# Road Gap



## TCB (Feb 25, 2013)

Me and my buddy made a road gap in Zermatt
First one we've made
Would really appreciate if you could check it out
Zermatt Road Gap - YouTube
Thanks


----------



## poutanen (Dec 22, 2011)

Christ are you guys fuckin nuts!?!  Make that kicker WIDER!!!! Otherwise looks like fun. You did let the jump freeze up over night before trying it, RIGHT?!? :laugh:


----------



## TCB (Feb 25, 2013)

Yeah haha it was sick. The snow wasn't sticky and there really weren't that many blocks so we couldn't make it as wide as we wanted to. We did like two hits the night we built it but then everything else was the next day


----------



## Casual (Feb 9, 2011)

Thats quite a kicker... lol. Looks like it bucks you like a horse.


----------



## TCB (Feb 25, 2013)

Yeah it was kind of sketchy


----------



## CassMT (Mar 14, 2013)

bravo! reminds me so much of the dumb shit we used to build back in the day, this is snowboarding!


----------



## TCB (Feb 25, 2013)

Hahaha thanks a lot CassMT


----------



## SnowDogWax (Nov 8, 2013)

Thanks for taking the time with the video, motivates me for my little jumps.
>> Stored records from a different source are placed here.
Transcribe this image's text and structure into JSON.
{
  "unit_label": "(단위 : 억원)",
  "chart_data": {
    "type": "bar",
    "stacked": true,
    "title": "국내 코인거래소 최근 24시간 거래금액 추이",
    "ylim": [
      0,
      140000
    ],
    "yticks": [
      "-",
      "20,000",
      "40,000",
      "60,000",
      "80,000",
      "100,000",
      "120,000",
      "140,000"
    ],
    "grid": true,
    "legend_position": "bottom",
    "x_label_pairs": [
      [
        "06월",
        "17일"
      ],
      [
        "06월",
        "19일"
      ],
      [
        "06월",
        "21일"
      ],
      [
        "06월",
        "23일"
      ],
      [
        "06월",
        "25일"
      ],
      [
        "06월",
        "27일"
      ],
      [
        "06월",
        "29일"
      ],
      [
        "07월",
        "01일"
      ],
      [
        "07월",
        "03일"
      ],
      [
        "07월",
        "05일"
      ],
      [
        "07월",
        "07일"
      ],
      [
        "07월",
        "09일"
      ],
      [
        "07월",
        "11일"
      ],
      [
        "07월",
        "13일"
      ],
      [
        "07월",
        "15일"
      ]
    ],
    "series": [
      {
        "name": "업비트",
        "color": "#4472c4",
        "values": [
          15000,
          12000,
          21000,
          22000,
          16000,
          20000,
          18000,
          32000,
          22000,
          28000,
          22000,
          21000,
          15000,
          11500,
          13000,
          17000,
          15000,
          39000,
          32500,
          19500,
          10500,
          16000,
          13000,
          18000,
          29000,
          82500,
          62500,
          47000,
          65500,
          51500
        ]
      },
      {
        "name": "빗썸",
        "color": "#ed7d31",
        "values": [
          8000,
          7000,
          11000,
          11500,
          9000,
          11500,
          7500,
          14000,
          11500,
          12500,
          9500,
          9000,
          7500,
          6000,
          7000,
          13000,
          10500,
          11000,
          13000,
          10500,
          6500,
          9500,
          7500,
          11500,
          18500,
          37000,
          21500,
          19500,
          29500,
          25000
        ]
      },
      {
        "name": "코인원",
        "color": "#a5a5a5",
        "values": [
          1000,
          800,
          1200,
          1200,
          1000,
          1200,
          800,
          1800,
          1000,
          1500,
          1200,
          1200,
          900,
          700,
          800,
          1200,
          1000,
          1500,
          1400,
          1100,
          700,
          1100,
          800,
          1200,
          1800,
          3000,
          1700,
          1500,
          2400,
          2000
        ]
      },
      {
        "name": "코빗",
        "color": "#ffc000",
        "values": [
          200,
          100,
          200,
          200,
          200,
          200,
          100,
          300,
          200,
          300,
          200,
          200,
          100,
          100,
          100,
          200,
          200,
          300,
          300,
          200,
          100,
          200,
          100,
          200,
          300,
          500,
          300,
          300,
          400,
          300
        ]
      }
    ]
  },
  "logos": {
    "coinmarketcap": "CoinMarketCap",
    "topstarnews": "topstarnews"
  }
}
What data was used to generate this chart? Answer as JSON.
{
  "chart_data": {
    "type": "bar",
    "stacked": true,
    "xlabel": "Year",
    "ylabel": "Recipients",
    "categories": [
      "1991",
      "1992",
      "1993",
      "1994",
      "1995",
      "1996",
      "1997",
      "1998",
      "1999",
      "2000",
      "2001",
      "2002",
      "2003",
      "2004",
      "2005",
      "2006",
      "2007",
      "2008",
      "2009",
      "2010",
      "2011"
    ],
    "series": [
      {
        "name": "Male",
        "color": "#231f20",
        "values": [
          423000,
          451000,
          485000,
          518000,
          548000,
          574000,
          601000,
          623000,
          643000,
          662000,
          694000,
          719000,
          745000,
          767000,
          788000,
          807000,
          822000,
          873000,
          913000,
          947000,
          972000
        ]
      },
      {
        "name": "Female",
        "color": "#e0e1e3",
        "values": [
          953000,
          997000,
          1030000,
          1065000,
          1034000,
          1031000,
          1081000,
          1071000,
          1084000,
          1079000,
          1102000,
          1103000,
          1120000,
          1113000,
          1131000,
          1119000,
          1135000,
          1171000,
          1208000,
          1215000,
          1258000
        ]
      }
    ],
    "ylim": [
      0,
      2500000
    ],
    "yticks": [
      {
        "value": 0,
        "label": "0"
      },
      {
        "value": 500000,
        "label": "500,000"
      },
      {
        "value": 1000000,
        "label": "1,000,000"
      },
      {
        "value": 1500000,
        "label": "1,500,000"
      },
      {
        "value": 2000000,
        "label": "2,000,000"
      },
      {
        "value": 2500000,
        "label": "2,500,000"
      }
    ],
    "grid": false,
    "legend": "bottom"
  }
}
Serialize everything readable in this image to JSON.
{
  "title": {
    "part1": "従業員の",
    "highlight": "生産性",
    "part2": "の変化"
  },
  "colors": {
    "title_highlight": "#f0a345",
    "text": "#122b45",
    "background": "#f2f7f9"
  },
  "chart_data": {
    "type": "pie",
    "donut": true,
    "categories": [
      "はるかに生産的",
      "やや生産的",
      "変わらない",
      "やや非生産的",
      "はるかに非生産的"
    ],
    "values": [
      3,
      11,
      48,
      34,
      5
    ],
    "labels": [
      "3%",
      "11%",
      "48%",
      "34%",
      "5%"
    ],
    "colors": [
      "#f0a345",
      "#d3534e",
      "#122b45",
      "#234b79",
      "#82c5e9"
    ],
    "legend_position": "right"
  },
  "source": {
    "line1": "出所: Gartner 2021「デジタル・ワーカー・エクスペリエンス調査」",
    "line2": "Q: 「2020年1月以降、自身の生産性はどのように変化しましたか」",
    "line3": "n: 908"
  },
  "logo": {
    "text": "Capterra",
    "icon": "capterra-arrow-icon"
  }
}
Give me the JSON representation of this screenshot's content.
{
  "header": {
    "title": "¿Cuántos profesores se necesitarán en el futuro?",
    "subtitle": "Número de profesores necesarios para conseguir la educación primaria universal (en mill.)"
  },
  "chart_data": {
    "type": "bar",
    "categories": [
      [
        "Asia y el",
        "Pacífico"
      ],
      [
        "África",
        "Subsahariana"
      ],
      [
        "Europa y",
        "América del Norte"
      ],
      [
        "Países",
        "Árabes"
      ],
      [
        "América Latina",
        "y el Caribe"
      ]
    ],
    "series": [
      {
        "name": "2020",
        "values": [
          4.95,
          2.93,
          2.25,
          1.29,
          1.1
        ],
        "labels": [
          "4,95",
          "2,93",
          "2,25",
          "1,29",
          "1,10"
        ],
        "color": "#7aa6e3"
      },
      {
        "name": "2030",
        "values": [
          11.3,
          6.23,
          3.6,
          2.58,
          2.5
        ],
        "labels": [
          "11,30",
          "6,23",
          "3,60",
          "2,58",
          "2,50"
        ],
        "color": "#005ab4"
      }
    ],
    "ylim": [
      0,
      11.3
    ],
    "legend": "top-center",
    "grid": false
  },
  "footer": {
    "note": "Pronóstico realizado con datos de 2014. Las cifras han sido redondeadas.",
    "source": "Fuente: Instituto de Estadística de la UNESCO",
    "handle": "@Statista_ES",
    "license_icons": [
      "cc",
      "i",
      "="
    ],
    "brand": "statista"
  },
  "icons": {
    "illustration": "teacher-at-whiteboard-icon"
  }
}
Sick!


----------



## wrathfuldeity (Oct 5, 2007)

looks like you guys could build a little kicker to roof/pillow line with those condos


----------



## TCB (Feb 25, 2013)

Haha thanks everyone for all the great comments!


----------



## Rob23 (Dec 4, 2013)

Looks fun. I doubt I would try that at my skill level.


----------